Why excluding imperfect companies is antiquated approach

ESG approach can help nurture better long-term returns for clients

Why excluding imperfect companies is antiquated approach

Sifting through asset classes searching for the perfect company is an antiquated approach to ESG investing and won’t lead to better returns.

A more modern approach involves disregarding a few irredeemable “rotten apples” and engaging with firms to unlock their potential, manage risk and gain better returns.

Daniel Solomon, SVP and CIO at NEI Investments, said this approach and overall decision to integrate responsible investing factors should be an easy one for advisors when picking stocks.

He said that as well as assessing management, supplier, clients and strategy, money managers should also get a full understanding of a firm’s ESG approach. Failure to do so could hit returns in a major way, especially if it leads to environmental disasters like an oil spill.

“As we’ve seen, data breaches can literally bring a company down and cost millions,” Solomon said. “Bad corporate governance is one of the things that can plague a company and impact returns as well. If you have a strike or a problem with the local community, you will have a real impact on the profitability and viability of the company.”

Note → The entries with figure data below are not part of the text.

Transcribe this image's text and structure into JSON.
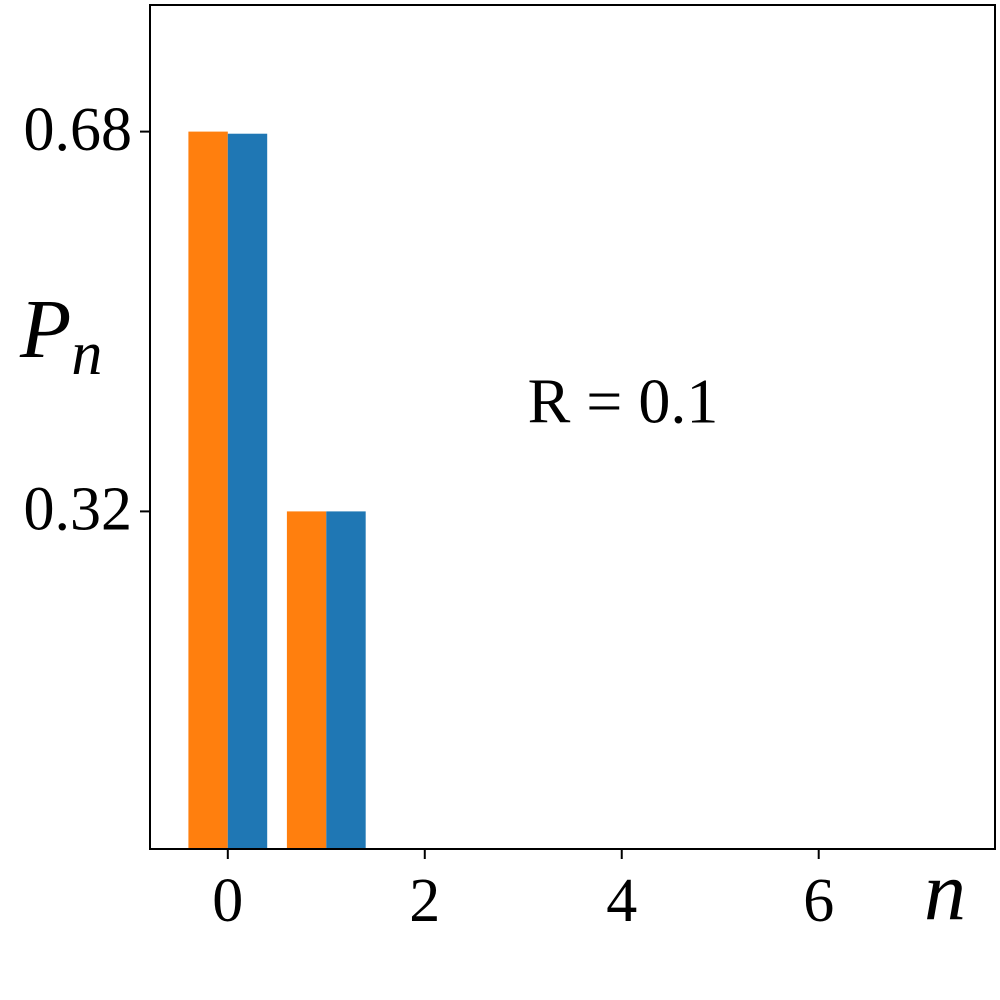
{
  "chart_data": {
    "type": "bar",
    "x": [
      0,
      1
    ],
    "series": [
      {
        "color": "#ff7f0e",
        "values": [
          0.68,
          0.32
        ]
      },
      {
        "color": "#1f77b4",
        "values": [
          0.678,
          0.32
        ]
      }
    ],
    "bar_width": 0.4,
    "xlim": [
      -0.79,
      7.79
    ],
    "xticks": [
      0,
      2,
      4,
      6
    ],
    "ylim": [
      0,
      0.8
    ],
    "yticks": [
      0.32,
      0.68
    ],
    "xlabel": "n",
    "ylabel": "P",
    "ylabel_subscript": "n",
    "annotation": "R = 0.1"
  }
}
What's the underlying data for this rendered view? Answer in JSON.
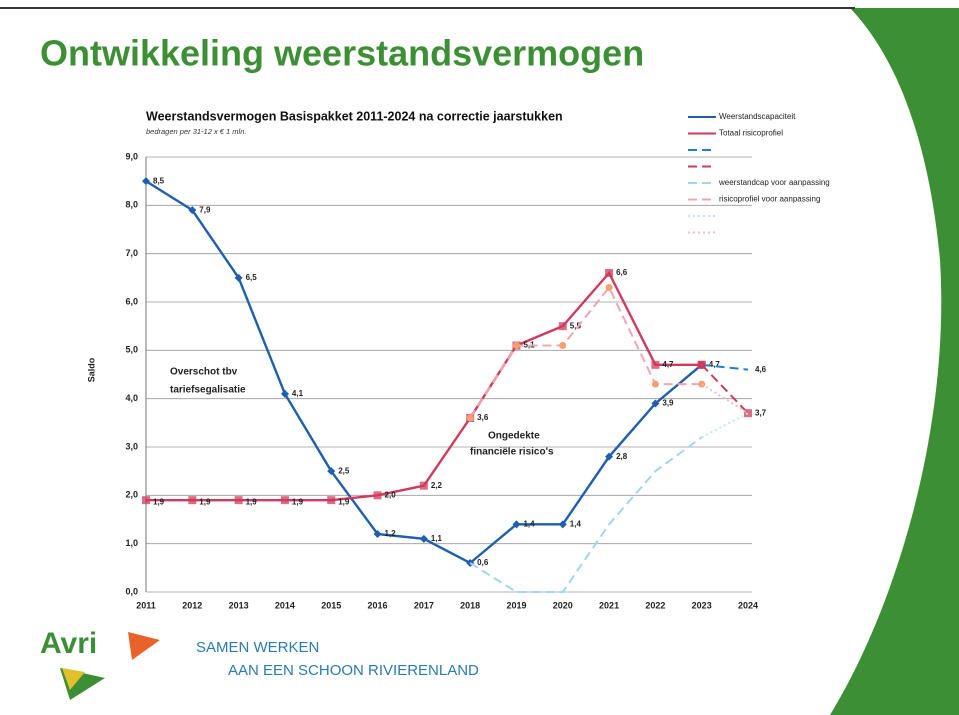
{
  "slide": {
    "title": "Ontwikkeling weerstandsvermogen",
    "footer": {
      "logo": "Avri",
      "line1": "SAMEN WERKEN",
      "line2": "AAN EEN SCHOON RIVIERENLAND"
    }
  },
  "chart_data": {
    "type": "line",
    "title": "Weerstandsvermogen Basispakket 2011-2024 na correctie jaarstukken",
    "subtitle": "bedragen per 31-12 x € 1 mln.",
    "y_label": "Saldo",
    "annotations": [
      "Overschot tbv",
      "tariefsegalisatie",
      "Ongedekte",
      "financiële risico's"
    ],
    "categories": [
      "2011",
      "2012",
      "2013",
      "2014",
      "2015",
      "2016",
      "2017",
      "2018",
      "2019",
      "2020",
      "2021",
      "2022",
      "2023",
      "2024"
    ],
    "ylim": [
      0,
      9
    ],
    "yticks": [
      {
        "value": 0,
        "label": "0,0"
      },
      {
        "value": 1,
        "label": "1,0"
      },
      {
        "value": 2,
        "label": "2,0"
      },
      {
        "value": 3,
        "label": "3,0"
      },
      {
        "value": 4,
        "label": "4,0"
      },
      {
        "value": 5,
        "label": "5,0"
      },
      {
        "value": 6,
        "label": "6,0"
      },
      {
        "value": 7,
        "label": "7,0"
      },
      {
        "value": 8,
        "label": "8,0"
      },
      {
        "value": 9,
        "label": "9,0"
      }
    ],
    "grid": true,
    "series": [
      {
        "name": "Weerstandscapaciteit",
        "color": "#1f5fae",
        "style": "solid",
        "marker": "diamond",
        "values": [
          8.5,
          7.9,
          6.5,
          4.1,
          2.5,
          1.2,
          1.1,
          0.6,
          1.4,
          1.4,
          2.8,
          3.9,
          4.7,
          null
        ],
        "value_labels": [
          "8,5",
          "7,9",
          "6,5",
          "4,1",
          "2,5",
          "1,2",
          "1,1",
          "0,6",
          "1,4",
          "1,4",
          "2,8",
          "3,9",
          "4,7",
          null
        ]
      },
      {
        "name": "Totaal risicoprofiel",
        "color": "#d03a5c",
        "style": "solid",
        "marker": "square",
        "values": [
          1.9,
          1.9,
          1.9,
          1.9,
          1.9,
          2.0,
          2.2,
          3.6,
          5.1,
          5.5,
          6.6,
          4.7,
          4.7,
          null
        ],
        "value_labels": [
          "1,9",
          "1,9",
          "1,9",
          "1,9",
          "1,9",
          "2,0",
          "2,2",
          "3,6",
          "5,1",
          "5,5",
          "6,6",
          "4,7",
          null,
          null
        ]
      },
      {
        "color": "#1f7fd0",
        "style": "dashed",
        "values": [
          null,
          null,
          null,
          null,
          null,
          null,
          null,
          null,
          null,
          null,
          null,
          null,
          4.7,
          4.6
        ],
        "value_labels": [
          null,
          null,
          null,
          null,
          null,
          null,
          null,
          null,
          null,
          null,
          null,
          null,
          null,
          "4,6"
        ]
      },
      {
        "color": "#d03a5c",
        "style": "dashed",
        "marker": "square",
        "values": [
          null,
          null,
          null,
          null,
          null,
          null,
          null,
          null,
          null,
          null,
          null,
          null,
          4.7,
          3.7
        ],
        "value_labels": [
          null,
          null,
          null,
          null,
          null,
          null,
          null,
          null,
          null,
          null,
          null,
          null,
          null,
          "3,7"
        ]
      },
      {
        "name": "weerstandcap voor aanpassing",
        "color": "#9fd6f2",
        "style": "dashed",
        "values": [
          null,
          null,
          null,
          null,
          null,
          null,
          null,
          0.6,
          0.0,
          0.0,
          1.4,
          2.5,
          3.2,
          null
        ]
      },
      {
        "name": "risicoprofiel voor aanpassing",
        "color": "#f3a3b3",
        "style": "dashed",
        "marker": "circle",
        "values": [
          null,
          null,
          null,
          null,
          null,
          null,
          null,
          3.6,
          5.1,
          5.1,
          6.3,
          4.3,
          4.3,
          null
        ]
      },
      {
        "color": "#bfe4f6",
        "style": "dotted",
        "values": [
          null,
          null,
          null,
          null,
          null,
          null,
          null,
          null,
          null,
          null,
          null,
          null,
          3.2,
          3.7
        ]
      },
      {
        "color": "#f5b8c4",
        "style": "dotted",
        "values": [
          null,
          null,
          null,
          null,
          null,
          null,
          null,
          null,
          null,
          null,
          null,
          null,
          4.3,
          3.7
        ]
      }
    ]
  }
}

Solomon said that where NEI differs from other groups is its willingness to engage with companies that have work to do around their ESG policy.

He added: “The vast majority of time, what we prefer to do is work with companies to get them to improve on their ESG practices, helping them to understand best industry practice in order for them to earn better returns on their capital and essentially be more profitable for shareholders.”

Solomon said his company’s approach is not based primarily on screening but based on including better information in the investment analysis. He said that getting impartial third-party data on smaller companies can be a challenge but that the myth of responsible investing hitting returns has now been debunked.

He said the proof of that is the number of four-star funds NEI has, spanning different asset classes. These include: NEI Ethical Canadian Equity Fund (Canadian large cap); NEI Ethical Special Equity Fund (Canadian small cap); NEI Ethical Global Equity Fund; NEI Ethical Select Income Portfolio and NEI Ethical Select Conservative Portfolio.

He said: “It’s challenging for everyone to beat the benchmark peer group but it’s no more challenging for us to do it within the context of ESG or responsible investing. I would say it makes it easier because you get better information that you can use to make better decisions by looking at all the assets.”

As an example, Solomon highlighted his firm’s Environment Leader Fund, which has grown to $300 million in assets. It involves looking for companies that have strong ESG profiles in relation to solving problems relating to the environment. He characterizes this as aspects like: energy transition and energy efficiency; water and water scarcity; recycling and waste disposal; and agriculture and food.

He said: “We look to harness positive change, companies who are improving their ESG as an indicator to select stock and companies who are improving on this score. The basic premise is if you’re a company that is gradually improving their profile on these factors, you are likely to be in a business that is continually improving, not just short-term gain.”